Ordered that the order dated May 1, 2007 is affirmed insofar as appealed from, and it is further,

Ordered that one bill of costs is awarded to the respondents.

In considering a motion to dismiss the complaint for failure to state a cause of action pursuant to CPLR 3211 (a) (7), the pleaded facts, and any submissions in opposition to the motion, are accepted as true and given every favorable inference (see 511 W. 232nd Owners Corp. v Jennifer Realty Co., 98 NY2d 144, 151-152 [2002]; Gershon v Goldberg, 30 AD3d 372, 373 [2006]). The court must determine whether factual allegations are discerned from the pleadings’ four corners which, taken together, manifest any cause of action cognizable at law (see 511 *622W. 232nd Owners Corp. v Jennifer Realty Co., 98 NY2d at 151-152).

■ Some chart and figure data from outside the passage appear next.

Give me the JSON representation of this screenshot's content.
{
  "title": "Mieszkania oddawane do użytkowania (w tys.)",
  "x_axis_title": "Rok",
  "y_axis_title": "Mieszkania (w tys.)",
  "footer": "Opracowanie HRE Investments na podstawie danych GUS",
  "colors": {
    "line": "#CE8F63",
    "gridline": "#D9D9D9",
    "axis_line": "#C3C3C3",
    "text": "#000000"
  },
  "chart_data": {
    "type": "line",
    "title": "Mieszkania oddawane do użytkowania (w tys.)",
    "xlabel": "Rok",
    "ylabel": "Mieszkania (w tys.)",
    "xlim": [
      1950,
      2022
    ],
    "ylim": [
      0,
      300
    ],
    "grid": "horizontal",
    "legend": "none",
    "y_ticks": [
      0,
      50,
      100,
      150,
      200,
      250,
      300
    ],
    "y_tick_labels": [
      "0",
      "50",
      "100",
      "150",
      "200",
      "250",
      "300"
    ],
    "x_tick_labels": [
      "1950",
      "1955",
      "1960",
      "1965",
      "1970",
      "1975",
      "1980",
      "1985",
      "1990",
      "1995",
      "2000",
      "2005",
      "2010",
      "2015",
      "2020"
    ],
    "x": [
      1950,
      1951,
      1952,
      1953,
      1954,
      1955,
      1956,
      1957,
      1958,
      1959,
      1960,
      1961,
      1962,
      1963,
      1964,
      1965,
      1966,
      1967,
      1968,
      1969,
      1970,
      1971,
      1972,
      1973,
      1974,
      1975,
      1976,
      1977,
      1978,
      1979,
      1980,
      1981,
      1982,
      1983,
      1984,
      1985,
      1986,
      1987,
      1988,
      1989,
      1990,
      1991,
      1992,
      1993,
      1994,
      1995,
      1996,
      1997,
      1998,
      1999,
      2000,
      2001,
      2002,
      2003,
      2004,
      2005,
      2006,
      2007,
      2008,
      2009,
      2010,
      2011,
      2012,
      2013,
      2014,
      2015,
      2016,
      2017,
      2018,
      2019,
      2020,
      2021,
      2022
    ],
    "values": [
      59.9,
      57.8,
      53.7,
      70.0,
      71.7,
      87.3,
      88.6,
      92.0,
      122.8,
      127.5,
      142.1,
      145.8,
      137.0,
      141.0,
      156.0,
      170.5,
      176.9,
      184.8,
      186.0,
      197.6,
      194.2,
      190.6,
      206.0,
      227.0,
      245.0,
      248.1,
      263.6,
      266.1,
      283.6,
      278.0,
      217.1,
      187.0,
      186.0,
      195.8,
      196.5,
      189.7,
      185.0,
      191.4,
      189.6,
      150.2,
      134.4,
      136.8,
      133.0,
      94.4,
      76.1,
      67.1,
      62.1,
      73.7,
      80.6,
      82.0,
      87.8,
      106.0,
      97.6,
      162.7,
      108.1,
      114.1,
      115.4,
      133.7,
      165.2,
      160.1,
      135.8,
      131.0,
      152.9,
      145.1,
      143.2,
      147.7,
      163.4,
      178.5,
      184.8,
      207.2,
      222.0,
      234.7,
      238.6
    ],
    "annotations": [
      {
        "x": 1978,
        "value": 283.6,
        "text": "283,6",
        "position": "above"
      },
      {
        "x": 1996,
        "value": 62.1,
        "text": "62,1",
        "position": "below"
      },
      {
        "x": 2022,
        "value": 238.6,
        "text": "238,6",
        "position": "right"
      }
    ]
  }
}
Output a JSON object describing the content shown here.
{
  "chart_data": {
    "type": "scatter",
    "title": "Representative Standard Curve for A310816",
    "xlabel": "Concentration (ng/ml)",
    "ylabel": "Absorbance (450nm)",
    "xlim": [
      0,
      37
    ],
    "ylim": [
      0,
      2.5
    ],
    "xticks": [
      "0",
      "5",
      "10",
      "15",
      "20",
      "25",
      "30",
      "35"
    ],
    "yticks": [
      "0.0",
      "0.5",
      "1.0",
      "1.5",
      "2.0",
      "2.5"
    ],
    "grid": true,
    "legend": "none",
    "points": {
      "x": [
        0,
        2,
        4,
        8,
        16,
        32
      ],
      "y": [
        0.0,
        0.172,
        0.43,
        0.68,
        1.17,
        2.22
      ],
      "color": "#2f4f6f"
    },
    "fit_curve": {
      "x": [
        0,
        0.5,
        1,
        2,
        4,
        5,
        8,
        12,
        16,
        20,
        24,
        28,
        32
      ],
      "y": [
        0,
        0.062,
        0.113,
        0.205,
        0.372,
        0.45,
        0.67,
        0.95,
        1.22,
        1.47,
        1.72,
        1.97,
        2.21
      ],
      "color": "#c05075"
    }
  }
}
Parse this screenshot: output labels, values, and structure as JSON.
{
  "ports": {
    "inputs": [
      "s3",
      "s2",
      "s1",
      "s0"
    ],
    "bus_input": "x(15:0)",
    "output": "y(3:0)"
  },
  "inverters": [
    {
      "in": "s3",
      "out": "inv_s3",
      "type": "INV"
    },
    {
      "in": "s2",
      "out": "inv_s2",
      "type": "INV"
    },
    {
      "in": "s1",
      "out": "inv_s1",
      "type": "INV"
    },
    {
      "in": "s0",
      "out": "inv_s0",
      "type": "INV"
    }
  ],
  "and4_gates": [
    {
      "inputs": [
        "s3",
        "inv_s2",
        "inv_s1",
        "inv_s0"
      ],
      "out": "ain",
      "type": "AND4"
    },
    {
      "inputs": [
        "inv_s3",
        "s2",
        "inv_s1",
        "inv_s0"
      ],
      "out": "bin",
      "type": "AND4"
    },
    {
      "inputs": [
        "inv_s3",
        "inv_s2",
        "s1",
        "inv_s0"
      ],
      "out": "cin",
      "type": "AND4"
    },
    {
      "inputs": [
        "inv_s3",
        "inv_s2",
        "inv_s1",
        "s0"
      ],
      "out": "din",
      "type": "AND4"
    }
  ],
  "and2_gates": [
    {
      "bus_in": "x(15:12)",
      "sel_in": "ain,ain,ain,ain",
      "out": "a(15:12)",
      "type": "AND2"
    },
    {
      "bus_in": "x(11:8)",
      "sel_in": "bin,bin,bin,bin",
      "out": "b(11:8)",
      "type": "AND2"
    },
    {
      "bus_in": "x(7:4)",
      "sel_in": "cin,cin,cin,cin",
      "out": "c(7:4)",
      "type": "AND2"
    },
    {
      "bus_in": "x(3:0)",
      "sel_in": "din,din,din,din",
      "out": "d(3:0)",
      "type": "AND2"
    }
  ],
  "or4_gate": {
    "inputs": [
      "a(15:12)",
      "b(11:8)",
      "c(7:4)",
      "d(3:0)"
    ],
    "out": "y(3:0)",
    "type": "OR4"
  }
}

Liability for fraud may be premised on knowing participation in a scheme to defraud, even if that participation does not by itself suffice to constitute the fraud (see CPC Intl. v McKesson Corp., 70 NY2d 268, 286 [1987]). Here, contrary to the appellant’s contentions, the plaintiffs adequately allege that the appellant, acting in concert with other defendants, took advantage of a fiduciary relationship to get the plaintiffs to purchase real property for an inflated price (see Kuo Feng Corp. v Ma, 248 AD2d 168, 169 [1998]). Accordingly, a valid cause of action alleging common-law fraud is stated against the appellant and the Supreme Court properly denied the appellant’s motion to dismiss the complaint insofar as asserted against him (see CPC Intl. v McKesson Corp., 70 NY2d 268, 285 [1987]). Mastro, J.P., Ritter, Garni and Eng, JJ., concur. [See 2007 NY Slip Op 31026(H).]